I'm analysing results from a RNA-seq experiment. My organism is an annotated yeast that has some effect on vitis. I have around 15 millions of reads per sample obtained with illumina pair-end, 90 bp length.
I have 2 strains, c13 and c24 which were cultivated in a control condition and one treatment, the experiment was performed with three replicates.
In summary I have:
C13_control (R1,R2,R3), C13_treat (R1,R2,R3)
C24_control (R1,R2,R3), C24_treat (R1,R2,R3)
I want to cheack the effect of my treatment over the yeast with Tuxedo protocol. At this point I have done Tophat alignment with my 12 samples. with my fasta genome indexed as DA and the following pipeline:
tophat -G annotation.gff3 -o out_folder DA c*_control_R*.fastq c*_treatment_R*.fastq
Checking my results I get something curious. Reads from my c13_control sample aligned only in a 4%, while the same strain, but on treatment map a 60% of the reads. In the other hand, read from my c24 strain map in both cases a 60%.

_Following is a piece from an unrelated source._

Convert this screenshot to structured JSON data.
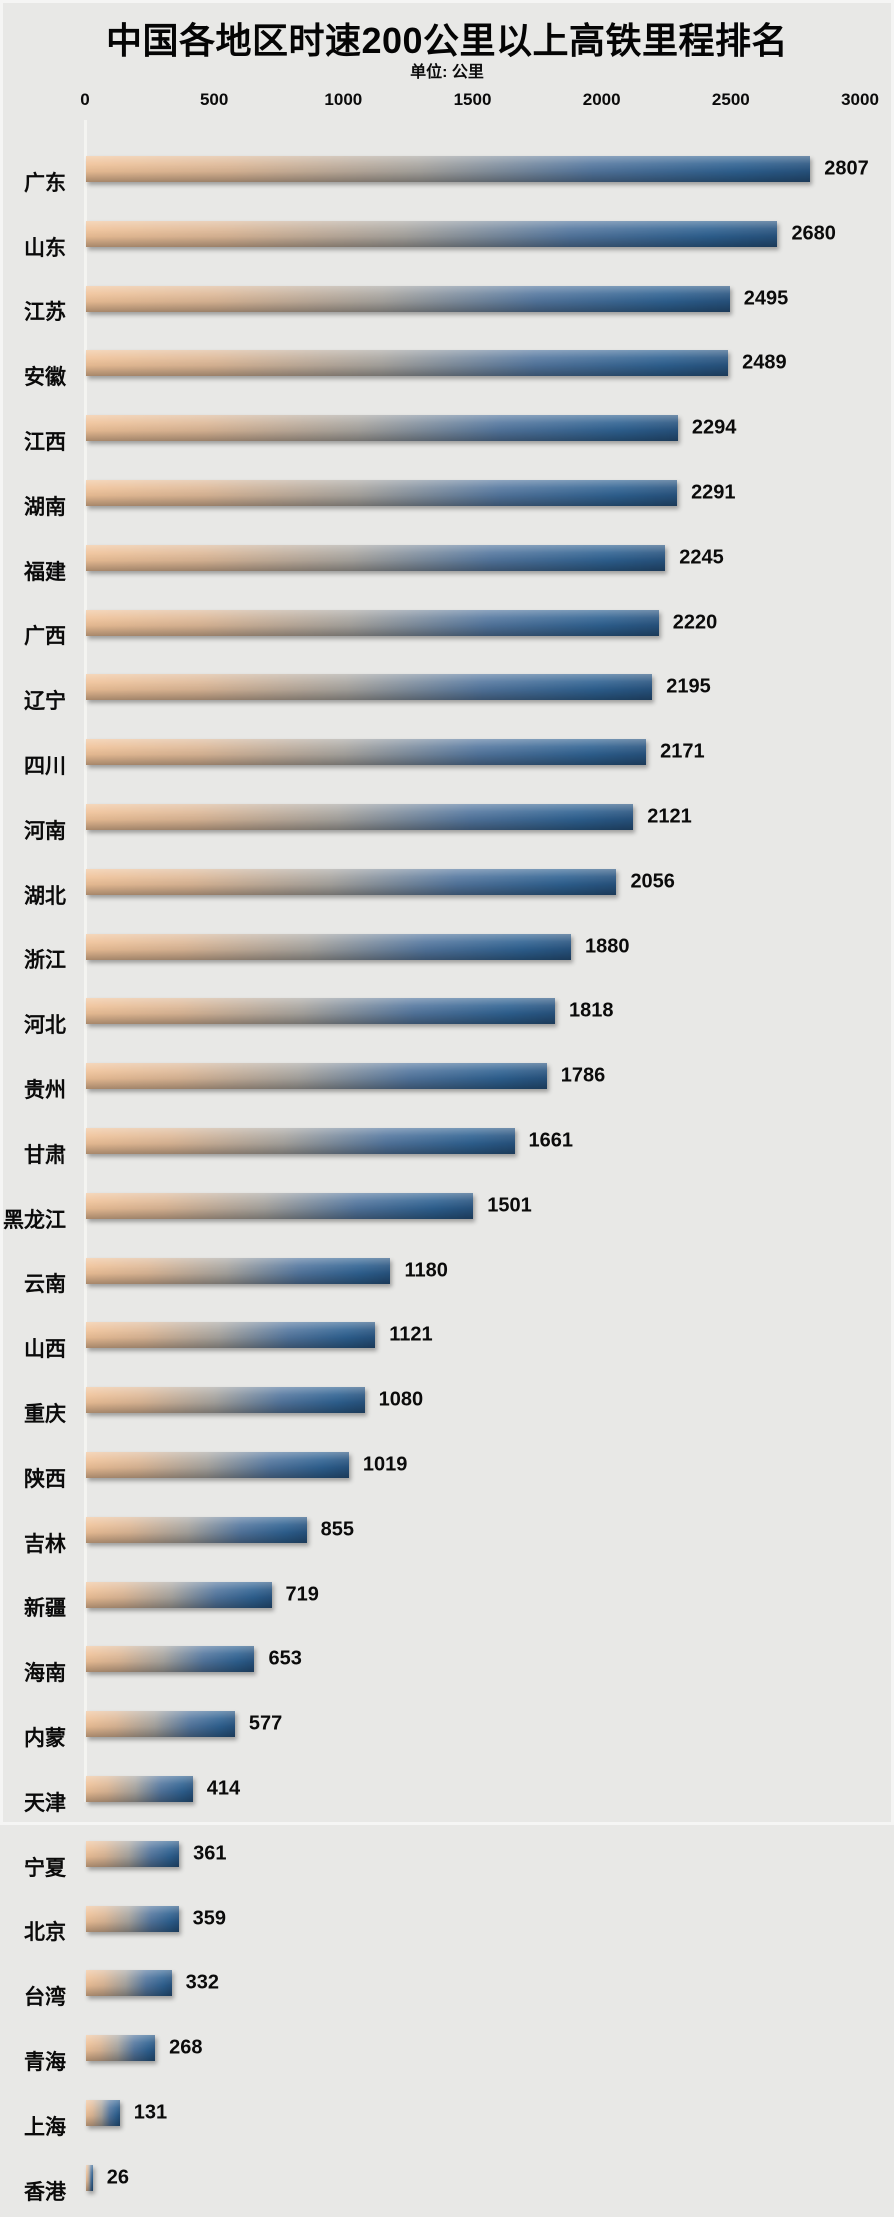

If I ignore this result and I continue the protocol, when I observe my differencial expression in c13 the fold change is huge (even 30 times) and almost all the genes are significant, because obviously is comparing high expression in the treatment over my poor mapping in control, so I have the feeling that my control is not being a control. c24 instead, show a fewer number of genes with fold changes lower that 8 times.
I'm trying to find an explanation for this behaviour or find another approach to raise this problem, so I would appreciate any comment!